Somehow, she made it home in frantic Fourth of July traffic, then coaxed and manhandled Jeff out of the car and into the apartment. He sprawled uneasily on the couch, rocking his body and stamping his feet in no particular rhythm, staring at the blank screen, spewing words like the Chirpfeed from hell.

Tired and disgusted, Diane slept alone. She woke around six a.m., and Jeff was still at it, his low voice like that of a monk saying prayers. “Danger seen in smoking fish. Stand clear of the closing doors.” His shirt had gone back to showing a heap of writhing simmies, each of them with a face resembling — Jeff’s. He was totally into his own head.

“You’ve taken this too far,” Diane told him. “You’re like some kind of wirehead, always hooked up to your electronic toys. I’m going to the office now, and by God, I want you to have your act together by the time I get home, or you can get out until you’ve straightened up. You’re an addict, Jeff. It’s pathetic.”

Strong words, but Diane worried about Jeff all that morning. Maybe it wasn’t even his fault. Maybe Rawna or that slimeball Sid had done something to make him change like this. Finally she tried to phone him. Jeff’s phone was answered not by a human voice, but by a colossal choral hiss, as of three hundred million voices chanting. Jeff’s simmie-bots.

Diane made an excuse to her boss about feeling ill and sped home. A sharp-looking Jaguar was lounging in her parking-spot. She could hear two familiar voices through her front door, but they stopped the moment she turned the key. Going in, she encountered Rawna Roller and bugeye Sid, who appeared to be on their way out.

“Cheers, Diane,” said Rawna in her hoarse low voice. “We just fabbed Jeff one of our clients’ new products to pitch. The Goofer. Jeff’s very of the moment, isn’t he?
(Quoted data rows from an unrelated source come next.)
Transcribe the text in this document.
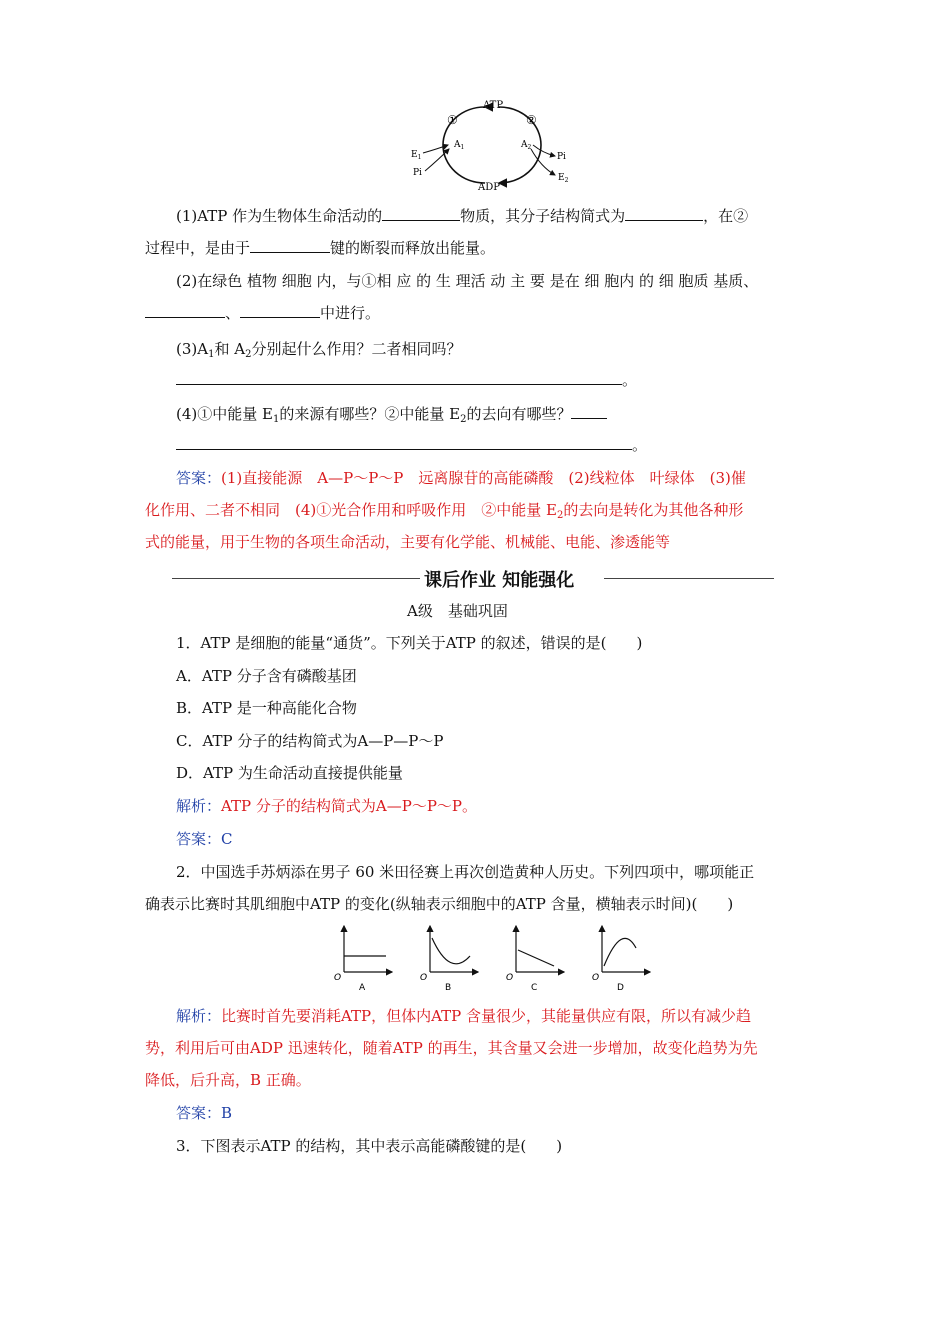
ATP
ADP
①	②
$A_1$	$A_2$
$E_1$
Pi
Pi
$E_2$
(1)ATP 作为生物体生命活动的	物质，其分子结构简式为	，在②
过程中，是由于	键的断裂而释放出能量。
(2)在绿色 植物 细胞 内，与①相 应 的 生 理活 动 主 要 是在 细 胞内 的 细 胞质 基质、
、	中进行。
$(3)A_1$和 $A_2$分别起什么作用？二者相同吗？
。
(4)①中能量 $E_1$的来源有哪些？②中能量 $E_2$的去向有哪些？
。
答案：(1)直接能源　A—P～P～P　远离腺苷的高能磷酸　(2)线粒体　叶绿体　(3)催
化作用、二者不相同　(4)①光合作用和呼吸作用　②中能量 $E_2$的去向是转化为其他各种形
式的能量，用于生物的各项生命活动，主要有化学能、机械能、电能、渗透能等
课后作业 知能强化
A级　基础巩固
1．ATP 是细胞的能量“通货”。下列关于ATP 的叙述，错误的是(　　)
A．ATP 分子含有磷酸基团
B．ATP 是一种高能化合物
C．ATP 分子的结构简式为A—P—P～P
D．ATP 为生命活动直接提供能量
解析：ATP 分子的结构简式为A—P～P～P。
答案：C
2．中国选手苏炳添在男子 60 米田径赛上再次创造黄种人历史。下列四项中，哪项能正
确表示比赛时其肌细胞中ATP 的变化(纵轴表示细胞中的ATP 含量，横轴表示时间)(　　)
O
A
O
B
O
C
O
D
解析：比赛时首先要消耗ATP，但体内ATP 含量很少，其能量供应有限，所以有减少趋
势，利用后可由ADP 迅速转化，随着ATP 的再生，其含量又会进一步增加，故变化趋势为先
降低，后升高，B 正确。
答案：B
3．下图表示ATP 的结构，其中表示高能磷酸键的是(　　)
Rather exhilarating.”

“But what the hell — ” began Diane.

“Rawna and I did a little greasing behind the scenes,” Sid bragged. “We got those rocket shells deployed in patterns and rhythms that would resonate with your man’s squidskin. I was scared to look at ’em myself.” His expression was unreadable behind his bugeye lenses. “The show fed him a series of archetypal engrams. Our neuroengineer said we’d need a display that was hundreds of meters across. Not just for the details, you understand, but so Jeff’s reptile brain would know he’s seeing something important. So we used fireworks. Way cool, huh? ”
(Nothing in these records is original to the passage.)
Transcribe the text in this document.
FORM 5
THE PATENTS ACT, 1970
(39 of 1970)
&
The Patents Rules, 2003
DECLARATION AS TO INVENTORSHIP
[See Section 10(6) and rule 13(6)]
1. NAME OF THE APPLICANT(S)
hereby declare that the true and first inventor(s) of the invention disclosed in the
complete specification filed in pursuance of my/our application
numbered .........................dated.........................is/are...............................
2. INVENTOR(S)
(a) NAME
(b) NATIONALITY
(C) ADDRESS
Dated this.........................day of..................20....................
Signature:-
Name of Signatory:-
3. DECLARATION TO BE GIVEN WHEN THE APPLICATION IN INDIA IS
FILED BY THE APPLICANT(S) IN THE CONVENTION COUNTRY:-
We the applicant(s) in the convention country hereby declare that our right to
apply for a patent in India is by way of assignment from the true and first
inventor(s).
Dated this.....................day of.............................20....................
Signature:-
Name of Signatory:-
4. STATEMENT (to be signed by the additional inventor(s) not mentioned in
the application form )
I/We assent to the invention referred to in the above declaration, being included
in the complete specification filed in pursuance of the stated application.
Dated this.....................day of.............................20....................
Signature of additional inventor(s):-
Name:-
“But what did it do to Jeff?”

“Jeff’s the ultimate hacker-cracker creepy-crawler web spy now. He’s pushed his zillion simmie-bots out into every frikkin’ digital doohickey in sight. And his simmies are feeding raw intel back to him. It adds up. Jeff’s an avatar of the national consciousness. The go-to guy for what Jane and Joe Blow are thinking.”

“Jeff?” called Diane, peering into her living-room. For a moment she didn’t see him, and her heart thumped in her chest. But then she spotted him in his usual couch position, prone, nearly hidden by the cushions, fooling around with — a doll? A twinkling little figure of a woman was perched on the back of his hand, waving her arms and talking to him. It was an image of the rock star Tawny Krush, whom Jeff had always doted on.

“What’s that?” said Diane. “What are you doing?”

“It’s a wearable maximum-push entertainment device,” said Rawna.

“Fresh from your fab box,” added Sid. Diane tried to get a word in edgewise, but Sid talked right over her. “Oh, don’t worry about the cost — we used Rawna’s user code to order it. Our client is distributing them on-line.”

Ignoring them, Diane rushed to her man’s side. “Jeff?”

“I’m Goofin’ off,” said Jeff, giving Diane an easy smile. He jiggled the image on his hand. “This is the best phone I’ve ever seen. More than a phone, it’s like a pet. The Goofer. The image comes out of this ring on my finger, see?” Jeff’s squidskin shirt was alive with ads for the new toy, fresh scraps and treatments that seemed to be welling spontaneously from his overclocked mind.